À seulement 38 ans, Ibrahim Traoré concentre entre ses mains tous les pouvoirs au Burkina Faso. Pour certains, il est un capitaine courageux, symbole de rupture et de souveraineté nationale. Pour d’autres, un roi sans couronne, gouvernant par ordonnances. Et pour ses opposants, un tyran en devenir, prêt à sacrifier la démocratie sur l’autel de la sécurité et de la « révolution ».
Dissolution des partis : un tournant politique majeur
Jeudi dernier, les autorités de transition ont annoncé la dissolution de l’ensemble des partis et formations politiques, décision entérinée en Conseil des ministres avec l’adoption d’un projet de loi abrogeant leur base légale. Le gouvernement justifie cette mesure par la nécessité de réformer le mode de gouvernance dans un contexte de transition militaire prolongée.
Un pouvoir issu des coups d’État
Ibrahim Traoré est arrivé au pouvoir à la suite d’un coup d’État militaire en septembre 2022, renversant le lieutenant-colonel Paul-Henri Sandaogo Damiba, lui-même arrivé au pouvoir après avoir destitué un gouvernement civil élu en 2020.
Cette succession de putschs a interrompu le processus démocratique et prive le régime actuel de toute légitimité électorale directe.
Élections reportées et transition prolongée
À son arrivée, le capitaine Traoré avait annoncé un calendrier de transition avec des élections prévues pour juillet 2024. Ce calendrier n’a pas été respecté.
À l’issue de consultations controversées et peu inclusives, la junte a décidé de prolonger la transition jusqu’en 2029 au minimum.

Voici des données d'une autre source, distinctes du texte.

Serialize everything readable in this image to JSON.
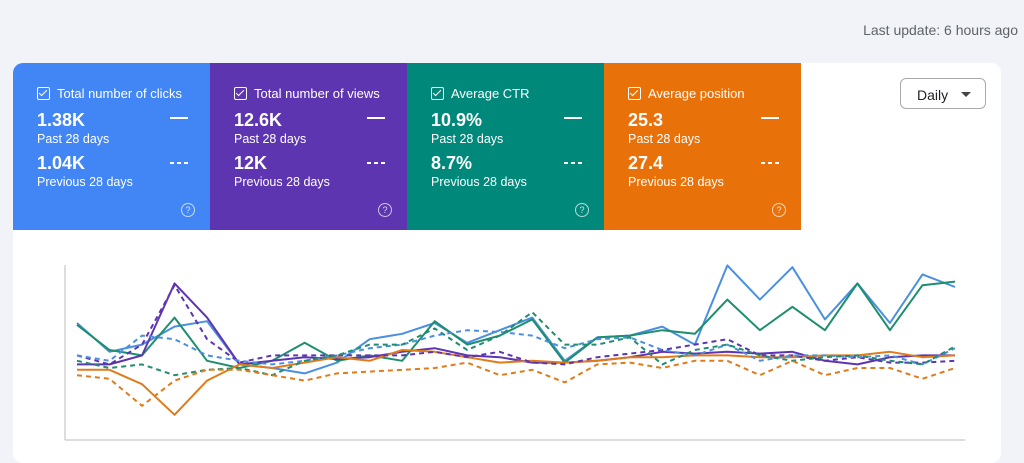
{
  "header": {
    "last_update": "Last update: 6 hours ago"
  },
  "controls": {
    "period": "Daily"
  },
  "metrics": [
    {
      "label": "Total number of clicks",
      "current": "1.38K",
      "current_period": "Past 28 days",
      "previous": "1.04K",
      "previous_period": "Previous 28 days",
      "color": "#4285f4"
    },
    {
      "label": "Total number of views",
      "current": "12.6K",
      "current_period": "Past 28 days",
      "previous": "12K",
      "previous_period": "Previous 28 days",
      "color": "#5e35b1"
    },
    {
      "label": "Average CTR",
      "current": "10.9%",
      "current_period": "Past 28 days",
      "previous": "8.7%",
      "previous_period": "Previous 28 days",
      "color": "#00897b"
    },
    {
      "label": "Average position",
      "current": "25.3",
      "current_period": "Past 28 days",
      "previous": "27.4",
      "previous_period": "Previous 28 days",
      "color": "#e8710a"
    }
  ],
  "chart_data": {
    "type": "line",
    "ylim": [
      0,
      100
    ],
    "series": [
      {
        "color": "#4a8fe0",
        "style": "solid",
        "values": [
          65,
          49,
          53,
          63,
          66,
          42,
          40,
          37,
          43,
          56,
          59,
          65,
          54,
          61,
          68,
          44,
          57,
          58,
          63,
          53,
          97,
          78,
          96,
          67,
          87,
          65,
          92,
          85
        ]
      },
      {
        "color": "#1e8e6e",
        "style": "solid",
        "values": [
          64,
          50,
          47,
          68,
          44,
          40,
          44,
          54,
          44,
          47,
          44,
          66,
          53,
          58,
          67,
          43,
          57,
          58,
          61,
          59,
          78,
          61,
          74,
          61,
          87,
          61,
          86,
          88
        ]
      },
      {
        "color": "#5e35b1",
        "style": "solid",
        "values": [
          42,
          42,
          47,
          87,
          68,
          42,
          44,
          46,
          45,
          46,
          49,
          51,
          47,
          46,
          43,
          43,
          44,
          46,
          49,
          48,
          49,
          48,
          49,
          44,
          42,
          46,
          47,
          47
        ]
      },
      {
        "color": "#e07b1a",
        "style": "solid",
        "values": [
          39,
          39,
          31,
          14,
          33,
          42,
          40,
          43,
          46,
          44,
          50,
          49,
          46,
          43,
          44,
          43,
          44,
          46,
          46,
          47,
          47,
          46,
          46,
          47,
          47,
          49,
          46,
          47
        ]
      },
      {
        "color": "#5e35b1",
        "style": "dashed",
        "values": [
          47,
          42,
          53,
          86,
          56,
          43,
          47,
          47,
          47,
          47,
          47,
          49,
          46,
          49,
          43,
          42,
          46,
          48,
          50,
          53,
          56,
          47,
          47,
          44,
          46,
          43,
          43,
          44
        ]
      },
      {
        "color": "#4a8fe0",
        "style": "dashed",
        "values": [
          47,
          44,
          58,
          56,
          47,
          44,
          42,
          44,
          47,
          51,
          53,
          58,
          61,
          60,
          58,
          51,
          56,
          57,
          50,
          47,
          53,
          44,
          47,
          47,
          46,
          47,
          42,
          51
        ]
      },
      {
        "color": "#1e8e6e",
        "style": "dashed",
        "values": [
          44,
          40,
          42,
          36,
          39,
          40,
          36,
          44,
          47,
          53,
          53,
          62,
          50,
          58,
          71,
          53,
          53,
          57,
          42,
          50,
          53,
          47,
          44,
          46,
          47,
          44,
          42,
          52
        ]
      },
      {
        "color": "#e07b1a",
        "style": "dashed",
        "values": [
          36,
          34,
          19,
          33,
          39,
          39,
          36,
          33,
          37,
          38,
          39,
          40,
          43,
          36,
          39,
          32,
          42,
          43,
          40,
          44,
          44,
          36,
          44,
          36,
          40,
          40,
          34,
          40
        ]
      }
    ]
  }
}
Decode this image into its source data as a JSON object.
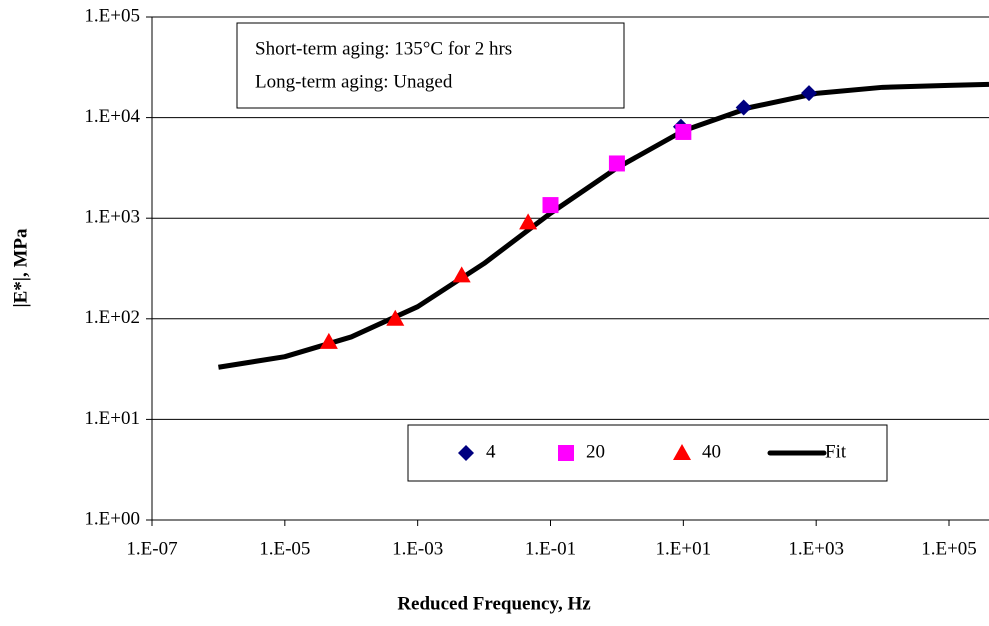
{
  "chart_data": {
    "type": "scatter",
    "x_label": "Reduced Frequency, Hz",
    "y_label": "|E*|, MPa",
    "annotations": [
      "Short-term aging: 135°C for 2 hrs",
      "Long-term aging: Unaged"
    ],
    "xscale": "log",
    "yscale": "log",
    "grid": true,
    "legend": "bottom",
    "xlim": [
      1e-07,
      400000
    ],
    "ylim": [
      1,
      100000
    ],
    "xticks": [
      {
        "value": 1e-07,
        "label": "1.E-07"
      },
      {
        "value": 1e-05,
        "label": "1.E-05"
      },
      {
        "value": 0.001,
        "label": "1.E-03"
      },
      {
        "value": 0.1,
        "label": "1.E-01"
      },
      {
        "value": 10,
        "label": "1.E+01"
      },
      {
        "value": 1000,
        "label": "1.E+03"
      },
      {
        "value": 100000,
        "label": "1.E+05"
      }
    ],
    "yticks": [
      {
        "value": 1,
        "label": "1.E+00"
      },
      {
        "value": 10,
        "label": "1.E+01"
      },
      {
        "value": 100,
        "label": "1.E+02"
      },
      {
        "value": 1000,
        "label": "1.E+03"
      },
      {
        "value": 10000,
        "label": "1.E+04"
      },
      {
        "value": 100000,
        "label": "1.E+05"
      }
    ],
    "series": [
      {
        "name": "4",
        "color": "#000080",
        "marker": "diamond",
        "x": [
          9.2,
          81,
          780
        ],
        "values": [
          8100,
          12600,
          17500
        ]
      },
      {
        "name": "20",
        "color": "#ff00ff",
        "marker": "square",
        "x": [
          0.1,
          1,
          10
        ],
        "values": [
          1350,
          3500,
          7200
        ]
      },
      {
        "name": "40",
        "color": "#ff0000",
        "marker": "triangle",
        "x": [
          4.6e-05,
          0.00046,
          0.0046,
          0.046
        ],
        "values": [
          59,
          100,
          270,
          910
        ]
      },
      {
        "name": "Fit",
        "color": "#000000",
        "marker": "line",
        "x": [
          1e-06,
          1e-05,
          0.0001,
          0.001,
          0.01,
          0.1,
          1,
          10,
          100,
          1000,
          10000,
          100000,
          400000
        ],
        "values": [
          33,
          42,
          66,
          132,
          355,
          1120,
          3160,
          7400,
          12600,
          17400,
          20000,
          20900,
          21400
        ]
      }
    ]
  }
}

Parallèlement, la Commission électorale nationale indépendante (CÉNI) a été dissoute et ses missions transférées à l’administration, remettant en cause la neutralité et la crédibilité de tout futur processus électoral.
Libertés publiques sous forte restriction
L’espace de liberté d’expression s’est considérablement réduit. Les voix dissidentes, médias indépendants et critiques du régime sont régulièrement censurés, intimidés ou marginalisés.
Les autorités invoquent fréquemment la lutte contre « l’impérialisme » ou contre les « ennemis de la nation » pour justifier ces mesures répressives.
Une démocratie suspendue
Ibrahim Traoré a affirmé à plusieurs reprises que le Burkina Faso n’est pas engagé dans une démocratie, mais dans une « révolution progressiste populaire ». Cette orientation implique de subordonner les libertés politiques à des objectifs considérés comme prioritaires : souveraineté nationale, sécurité et refondation de l’État.
Entre souverainisme et dérive autoritaire
Pour ses partisans, Traoré incarne un leader souverainiste et anti-impérialiste, cherchant à réorienter les alliances diplomatiques du Burkina Faso hors de l’influence occidentale.
À l’inverse, des observateurs internationaux et organisations de défense des droits humains estiment que ces pratiques affaiblissent durablement les institutions démocratiques et concentrent le pouvoir entre les mains de l’exécutif militaire.
Du parcours militaire à la présidence
Né le 14 mars 1988 à Kéra, dans la commune de Bondokuy, Ibrahim Traoré poursuit des études scientifiques à l’Université de Ouagadougou et obtient une maîtrise en géologie en 2010.Il intègre ensuite l’Académie militaire Georges Namoano de Pô, dont il sort vice-major de promotion avec le grade de sous-lieutenant.
Promu successivement second lieutenant en 2012, lieutenant en 2014, puis capitaine en 2020, il devient en mars 2022 chef de corps du régiment d’artillerie de Kaya. Son engagement sur le front contre les groupes jihadistes lui vaut une notoriété croissante parmi les jeunes officiers.
Le 30 septembre 2022, Traoré renverse Damiba et prend la tête du Mouvement patriotique pour la sauvegarde et la restauration (MPSR). Le 6 octobre 2022, il est officiellement investi président de la transition, devenant chef de l’État et chef suprême des forces armées.